Whether the Arakan Army (AA) will halt a devastating offensive it is blazing through Rakhine State depends on the military regime, AA spokesman Khaing Thukha has told The Irrawaddy.
The ethnic armed group in a statement Sunday said it is ready to solve internal conflict by political means rather than military action. The statement came the same day the AA took full control of Gwa Township at the southernmost tip of Rakhine State.
That means it now holds 14 of 17 townships in the western state just 13 months since it launched the offensive in November 2023.
In the process the regime lost its Western Command headquarters in Ann Township among other humiliating defeats.
“To seek political solutions to political problems has been our policy from the beginning,” Khaing Thukha said. “We continue to adhere to this policy and keep the door open [for talks]. Whether our offensives will cease depends mainly on how the regime responds.”
The AA now has dramatic leverage because it controls most Chinese projects in Rakhine, which run into billions of dollars, including oil and natural gas pipelines and access to the Indian Ocean from China’s landlocked Yunnan Province.
The AA spokesman pledged to safeguard them.
“Regarding foreign investments in our controlled areas, we have already stated that we will provide the best protection for any investments beneficial to our people, and we will cooperate as necessary. There is no change in this policy,” he said.
The AA said several junta commanders including the leader of the 11th Light Infantry Division, Colonel Than Soe Win, were killed in fighting in Gwa.
The regime used around 1,200 troops to defend Gwa, and an estimated 700 of them died in clashes, said the AA citing its own body count, accounts of prisoners of war, and seized documents.

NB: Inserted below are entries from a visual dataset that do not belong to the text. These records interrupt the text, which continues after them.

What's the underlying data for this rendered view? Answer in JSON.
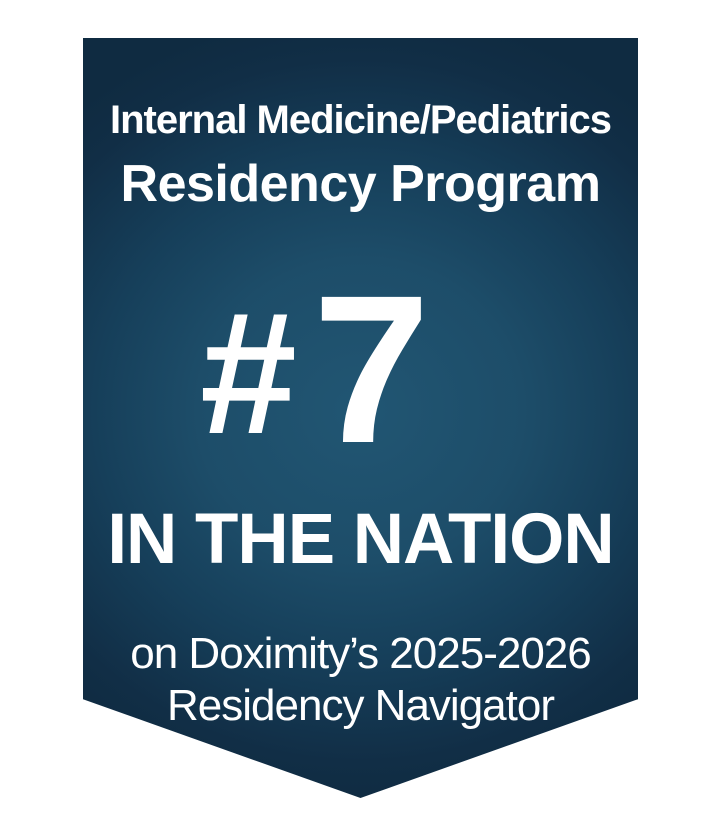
{
  "badge": {
    "program_line1": "Internal Medicine/Pediatrics",
    "program_line2": "Residency Program",
    "rank_symbol": "#",
    "rank_number": "7",
    "rank_context": "IN THE NATION",
    "source_line1": "on Doximity’s 2025-2026",
    "source_line2": "Residency Navigator",
    "colors": {
      "page_background": "#ffffff",
      "banner_edge": "#0f2b41",
      "banner_glow_center": "#215673",
      "text": "#ffffff"
    }
  }
}
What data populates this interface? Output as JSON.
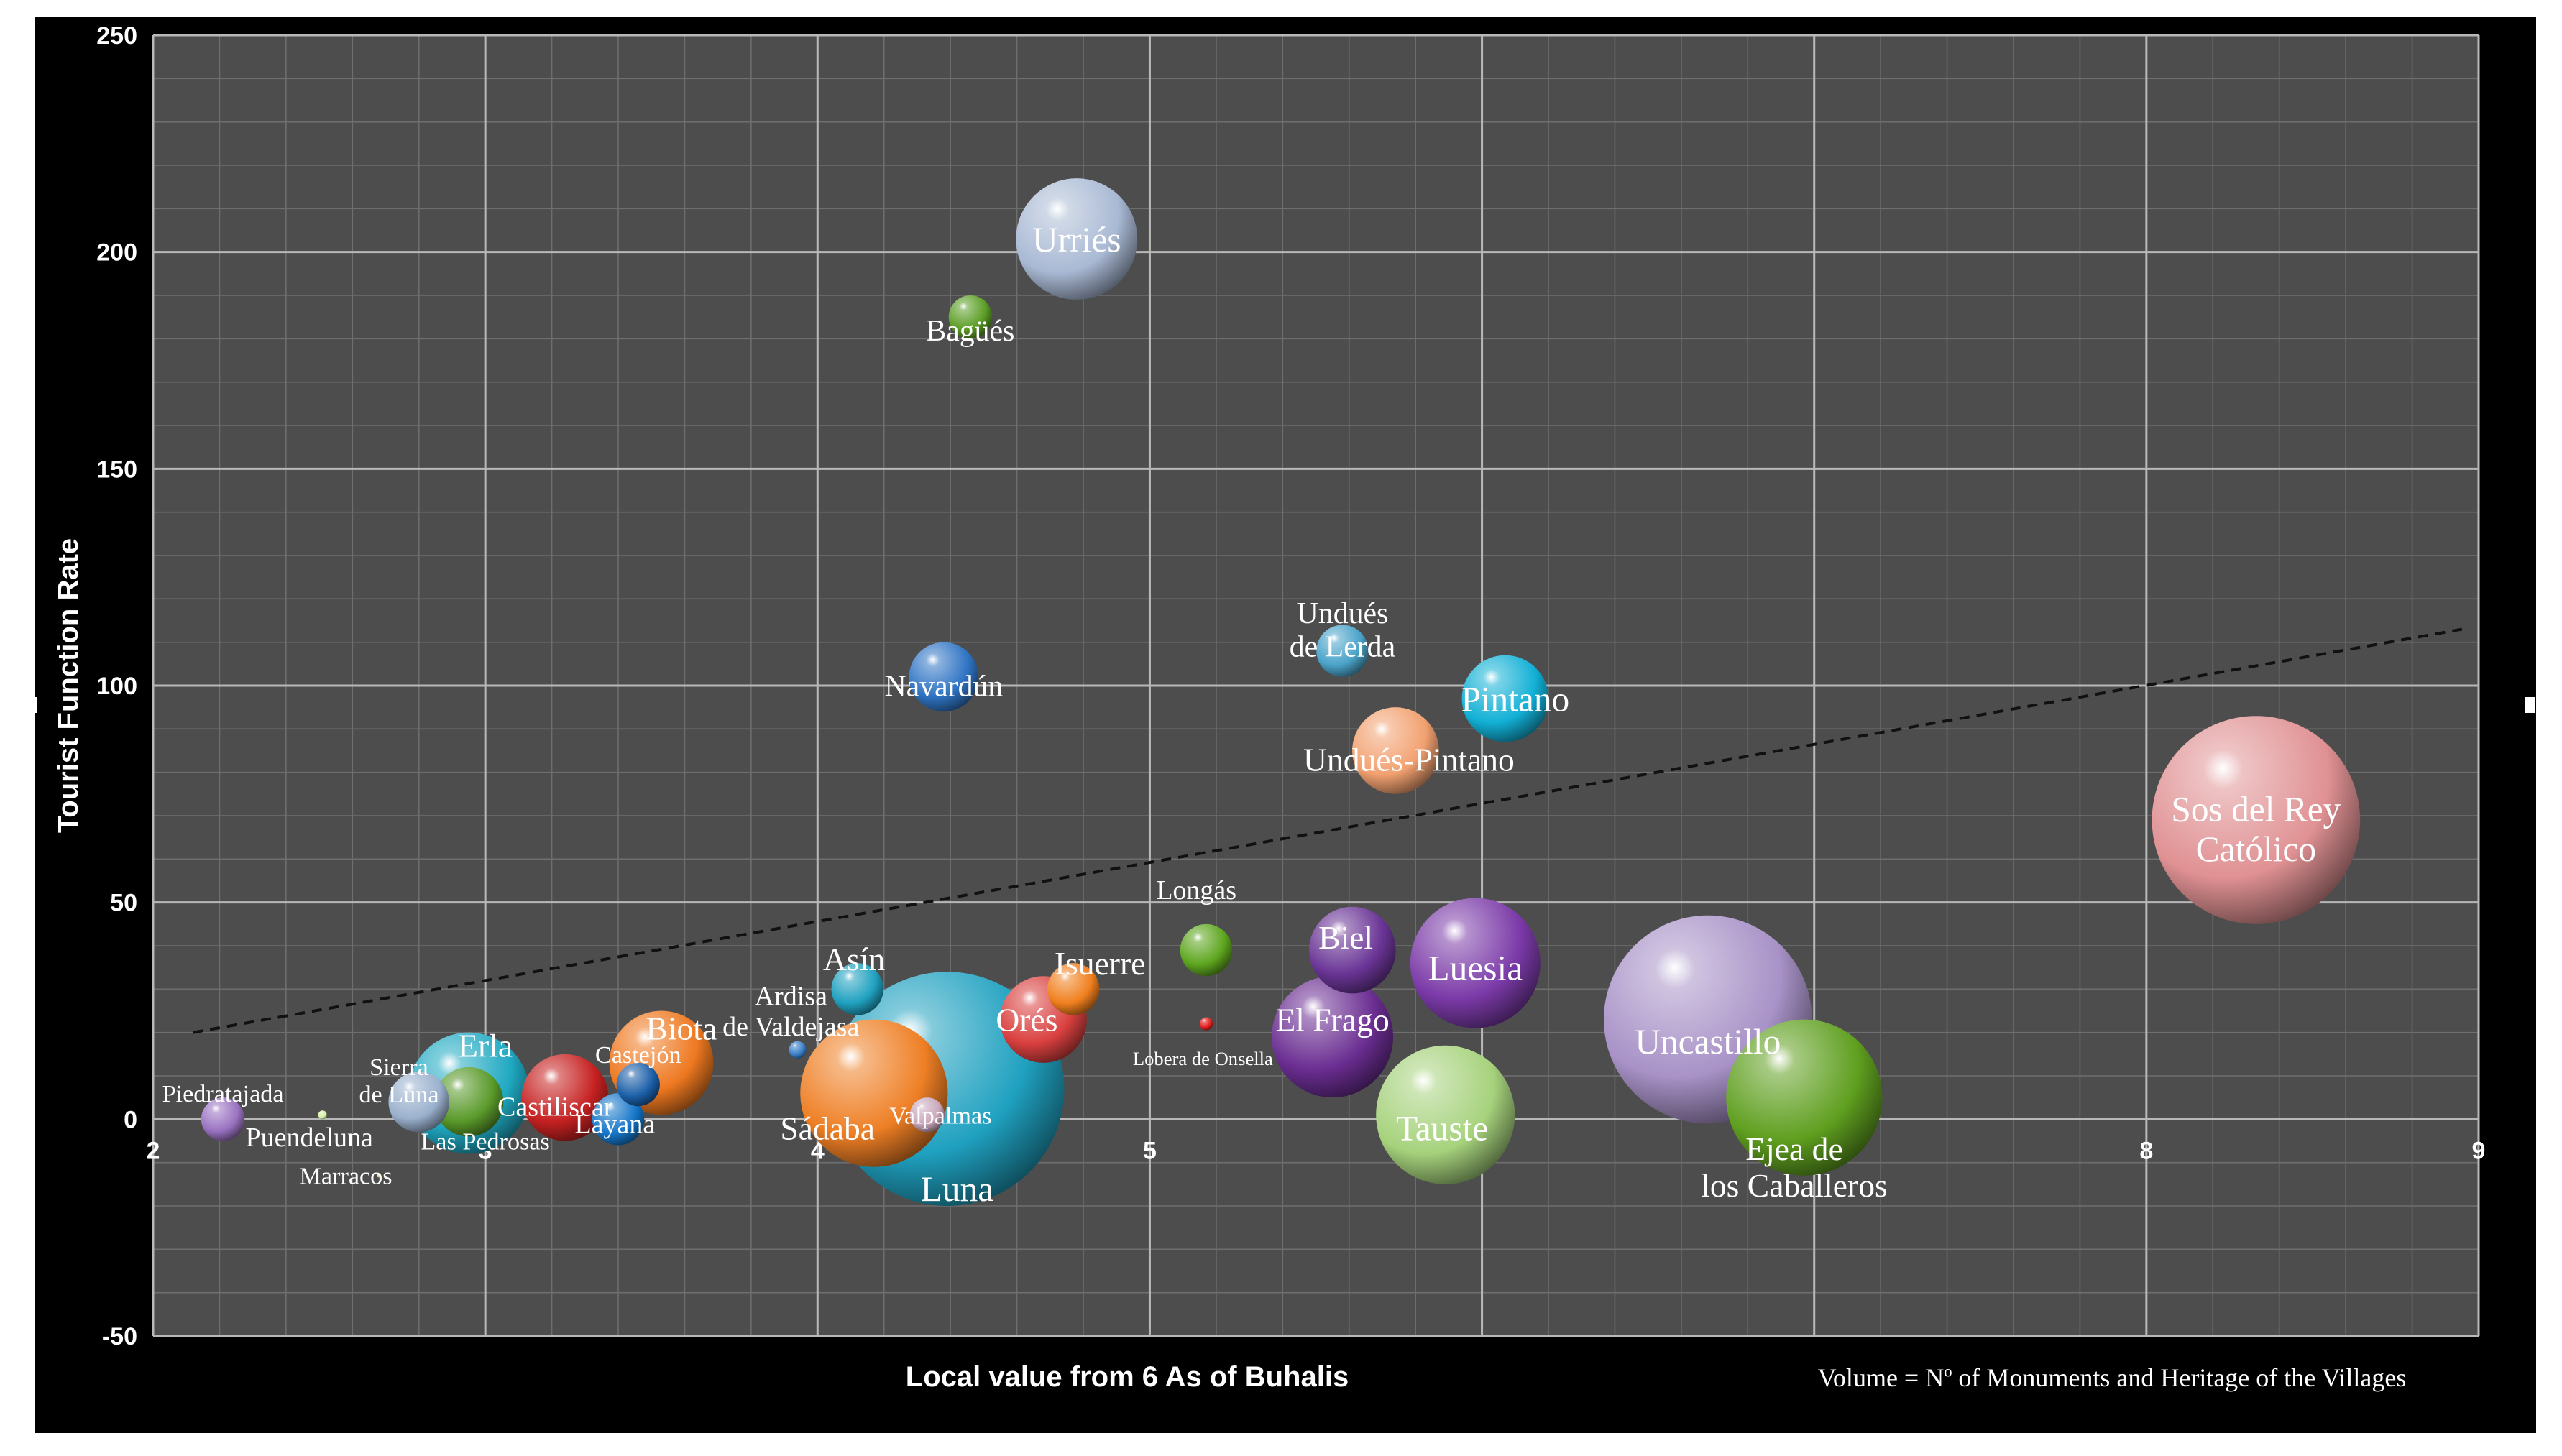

Several damaged armored vehicles, weapons, and other military equipment were seized and many junta soldiers captured, the AA reported
In response to pressure from China, the AA’s confederates in the Brotherhood Alliance—the Myanmar National Democratic Alliance Army and the Ta’ang National Liberation Army—have also expressed their readiness to engage in talks. Beijing has been pressuring ethnic armed organizations (EAOs) for months to stop fighting the regime by closing border crossings and cutting off supplies.
Junta boss Min Aung Hlaing has repeatedly called for peace talks but continues deadly airstrikes as well as ground assaults in territories controlled by EAOs.